October 13, 2009
AUSTIN — Two of Gov. Rick Perry’s Republican adversaries in the 2010 governor’s race hammered Perry on Tuesday for carrying out a shake-up of a state commission probing a possibly flawed arson investigation that led to the 2004 execution of Cameron Todd Willingham.
U.S. Sen. Kay Bailey Hutchison, Perry’s leading opponent in the March 2 Republican primary, accused Perry of “trying to ramrod a covering-up” by removing three members of the Texas Forensic Science Commission two days before a critical meeting.
Houston-area GOP activist Debra Medina, who is also challenging Perry, used even stronger language, saying the state’s longest-serving governor “gutted the panel” and is behaving “like a tyrant” with an “off-with-their-heads attitude.”
But Perry spokeswoman Allison Castle issued a strongly worded rebuttal defending the governor’s actions in the Willingham case. The unemployed Corsicana mechanic was executed in 2004 for setting a house fire that killed his two daughters.
If Perry’s rivals “oppose the death penalty for someone who murdered his three children, beat his wife while she was pregnant with twins in an effort to force an abortion, repeatedly changed his story, who confessed and whose last words were an obscenity laced tirade aimed at his ex wife, and whose conviction was upheld numerous times over the course of more than a decade, including nine times by federal courts then they should just say so,” Castle said in an e-mailed statement.
“Do they think he was innocent? A jury, along with state and federal courts believed he was guilty of murder.”
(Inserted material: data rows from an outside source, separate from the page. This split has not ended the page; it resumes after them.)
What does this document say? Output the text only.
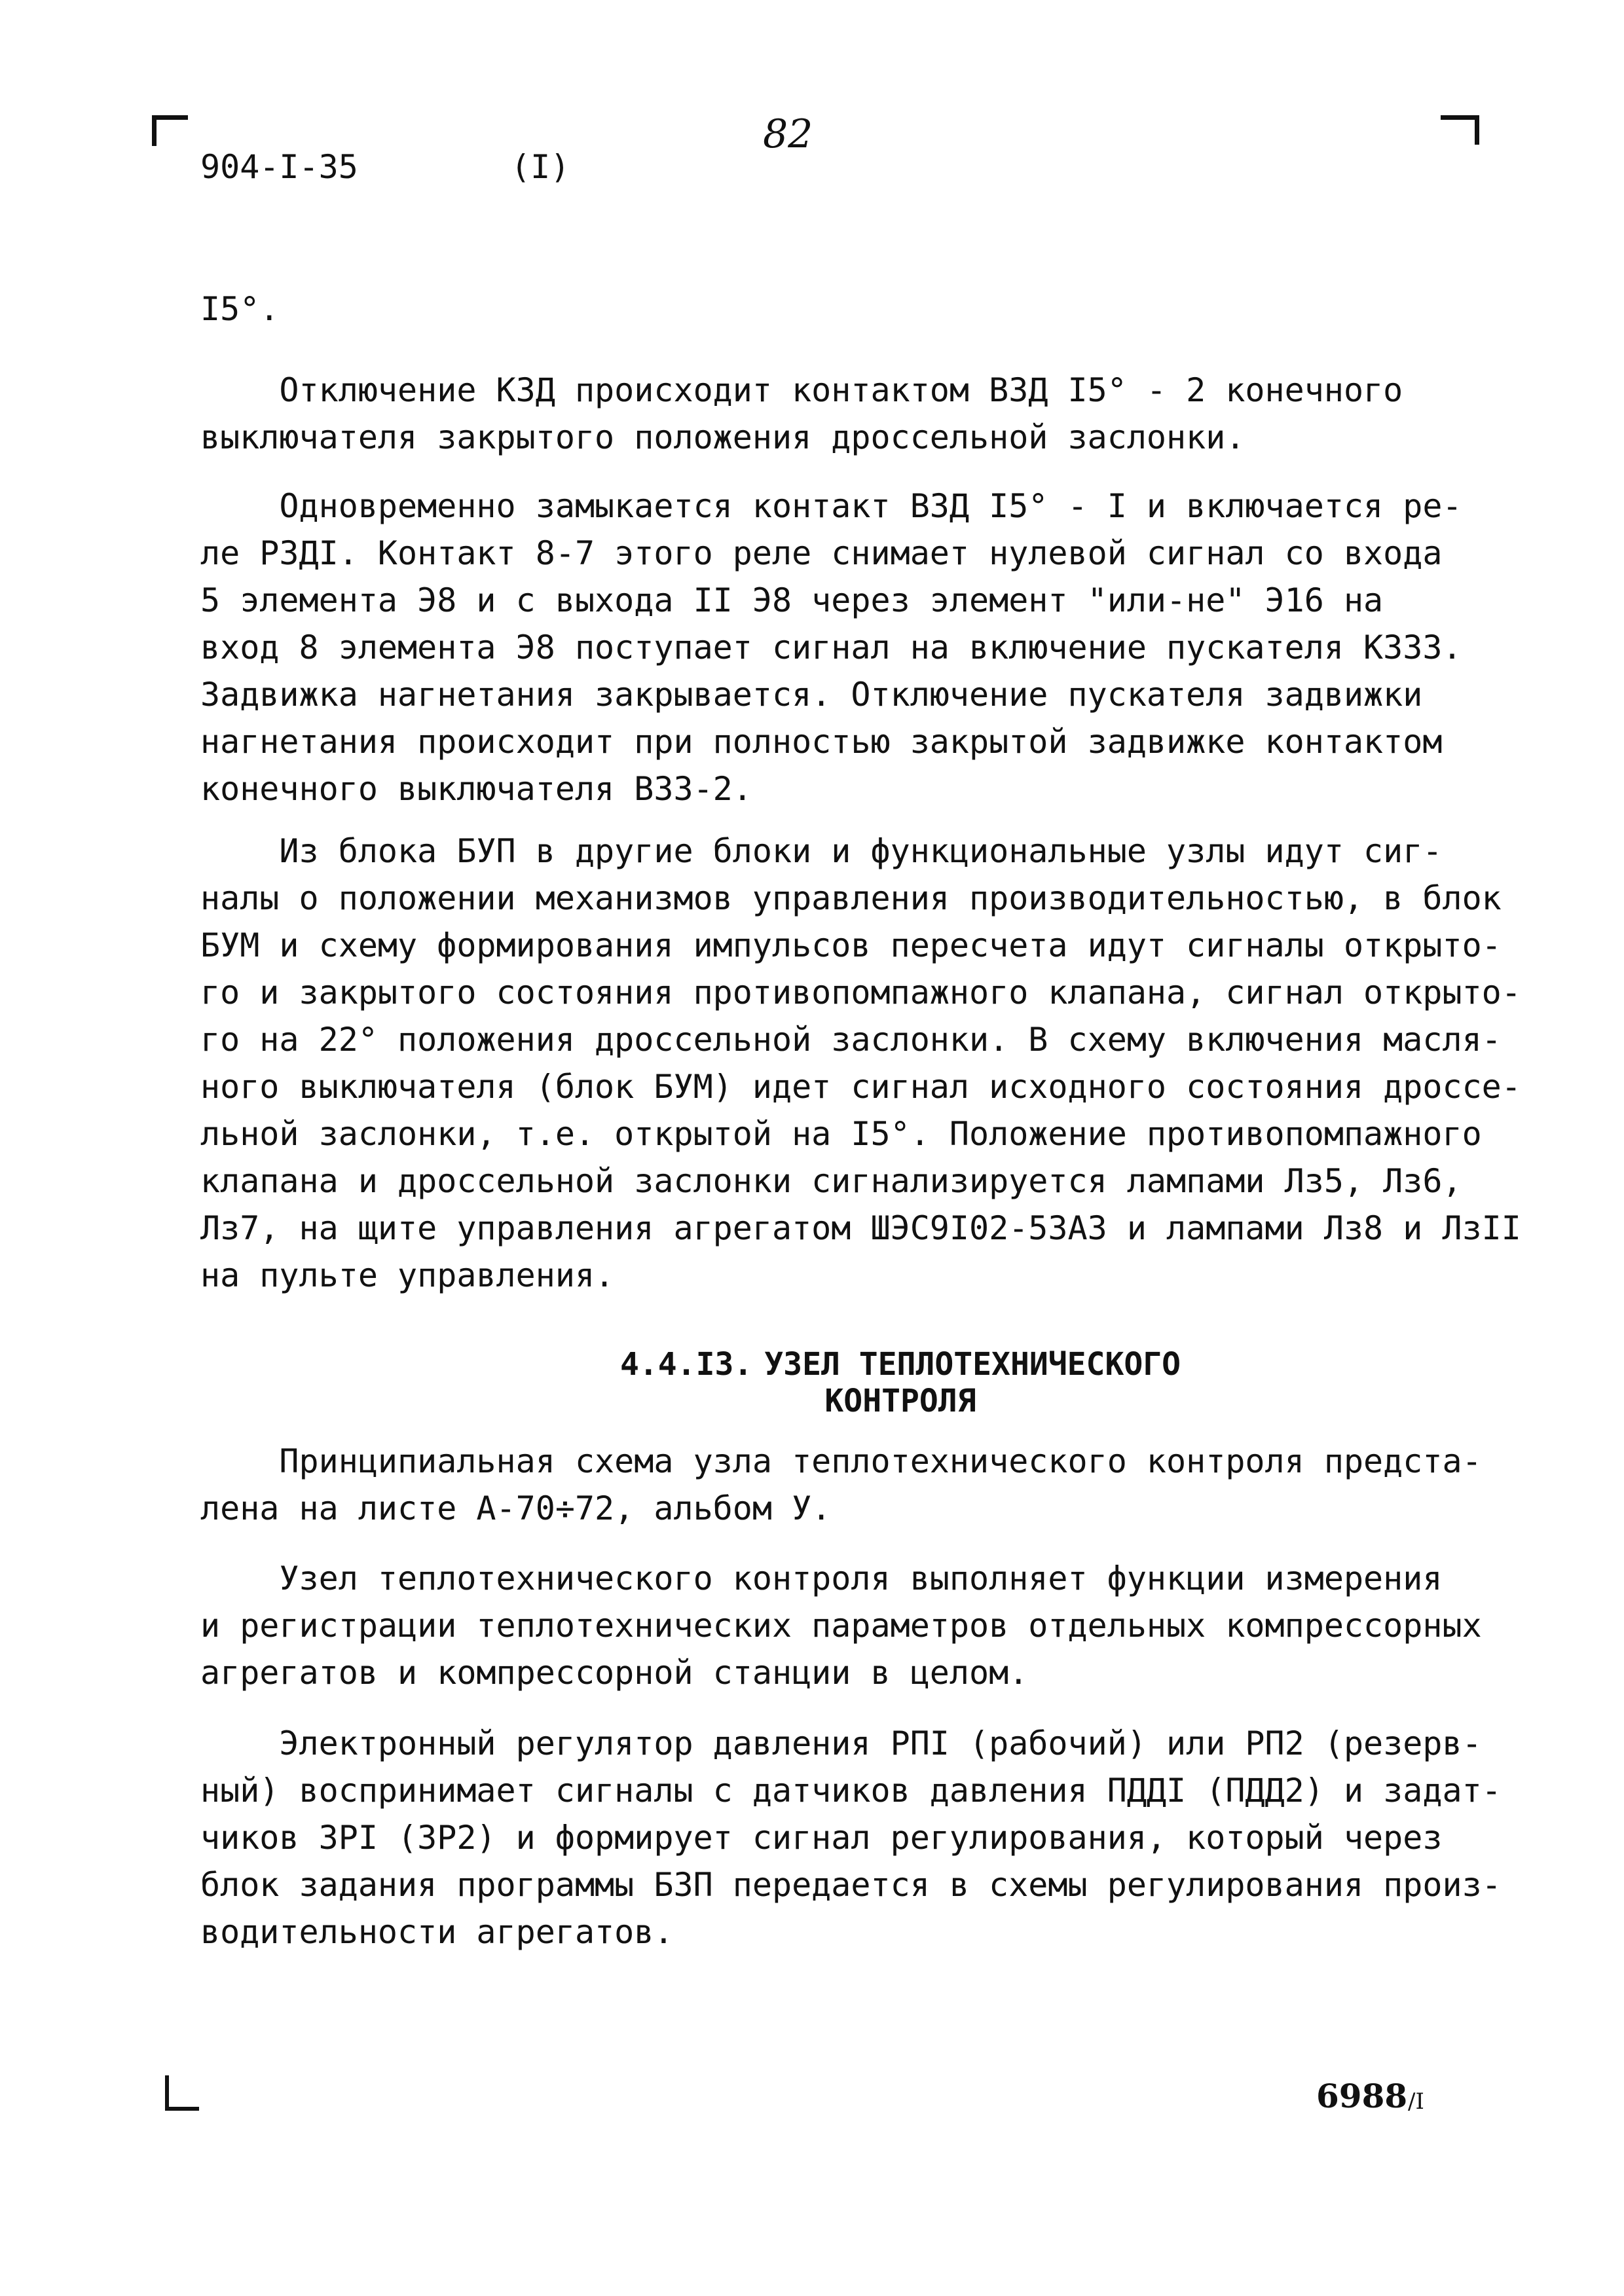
904-I-35	(I)
82
I5°.
Отключение КЗД происходит контактом ВЗД I5° - 2 конечного
выключателя закрытого положения дроссельной заслонки.
Одновременно замыкается контакт ВЗД I5° - I и включается ре-
ле РЗДI. Контакт 8-7 этого реле снимает нулевой сигнал со входа
5 элемента Э8 и с выхода II Э8 через элемент "или-не" Э16 на
вход 8 элемента Э8 поступает сигнал на включение пускателя КЗЗ3.
Задвижка нагнетания закрывается. Отключение пускателя задвижки
нагнетания происходит при полностью закрытой задвижке контактом
конечного выключателя ВЗЗ-2.
Из блока БУП в другие блоки и функциональные узлы идут сиг-
налы о положении механизмов управления производительностью, в блок
БУМ и схему формирования импульсов пересчета идут сигналы открыто-
го и закрытого состояния противопомпажного клапана, сигнал открыто-
го на 22° положения дроссельной заслонки. В схему включения масля-
ного выключателя (блок БУМ) идет сигнал исходного состояния дроссе-
льной заслонки, т.е. открытой на I5°. Положение противопомпажного
клапана и дроссельной заслонки сигнализируется лампами Лз5, Лз6,
Лз7, на щите управления агрегатом ШЭС9I02-53А3 и лампами Лз8 и ЛзII
на пульте управления.
4.4.I3. УЗЕЛ ТЕПЛОТЕХНИЧЕСКОГО
КОНТРОЛЯ
Принципиальная схема узла теплотехнического контроля предста-
лена на листе А-70÷72, альбом У.
Узел теплотехнического контроля выполняет функции измерения
и регистрации теплотехнических параметров отдельных компрессорных
агрегатов и компрессорной станции в целом.
Электронный регулятор давления РПI (рабочий) или РП2 (резерв-
ный) воспринимает сигналы с датчиков давления ПДДI (ПДД2) и задат-
чиков ЗРI (ЗР2) и формирует сигнал регулирования, который через
блок задания программы БЗП передается в схемы регулирования произ-
водительности агрегатов.
6988 /I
Nevertheless, the statements from Perry’s opponents implicitly signal their belief that Perry may be vulnerable on the issue, particularly if an inquiry concludes that an innocent man was executed on the governor’ watch. Noted arson expert Craig Beyler of Baltimore, in a report prepared for the commission, said the investigation relied on outmoded concepts and could not sustain a finding of arson.
Perry’s dismissals two days before Beyler was to appear have drawn national media attention and charges from critics that he was attempting to undercut the commission to avoid potentially embarrassing findings.
The governor said he was acting to fill expired terms and dismisses assertions that he was trying to interfere with the commission’s work.
In another facet of the case, Perry has also confronted criticism for not releasing records about his decision-making in rejecting an 11th-hour request from Willingham’s attorney to postpone the execution. Willingham’s lawyer faxed Perry an analysis by Austin-based expert Gerald Hurst, who also challenged the arson investigation.
Defending death penalty
In an interview with Dallas talk show host Mark Davis on WBAP/820 AM, Hutchison described herself as a “steadfast supporter of the death penalty” but added: “I want to make sure that we have every technological advance in evidence, to assure that we are executing a person who is actually guilty, and the right person.
“The fact that this panel was going forward to try to determine if there is now new technical evidence on whether a person is an arsonist or had an accident in a fire is very important,” she said. “And I just think the governor made a mistake in trying to ramrod a covering-up of what might be more evidence for the future.”
Medina, chairwoman of the Wharton County Republican Party, said that while “there are some crimes so heinous the death penalty is the only just punishment, we must protect human life.
“That means suspending the sentence where evidence indicates that there is a shadow of doubt,” she said. “Gov. Perry apparently had the opportunity to do that in this case. He chose not to.”
Medina also assailed Perry for the commission shake-up. “If the governor cared about justice, he’d work hard to ensure that the panel’s work is completed in all due haste, that all the evidence is considered,” she said.
“This constant changing of the guard when he doesn’t like the findings is more evidence that the governor behaves more and more like a tyrant, ‘off with their heads’ when people don’t agree with him,” she said.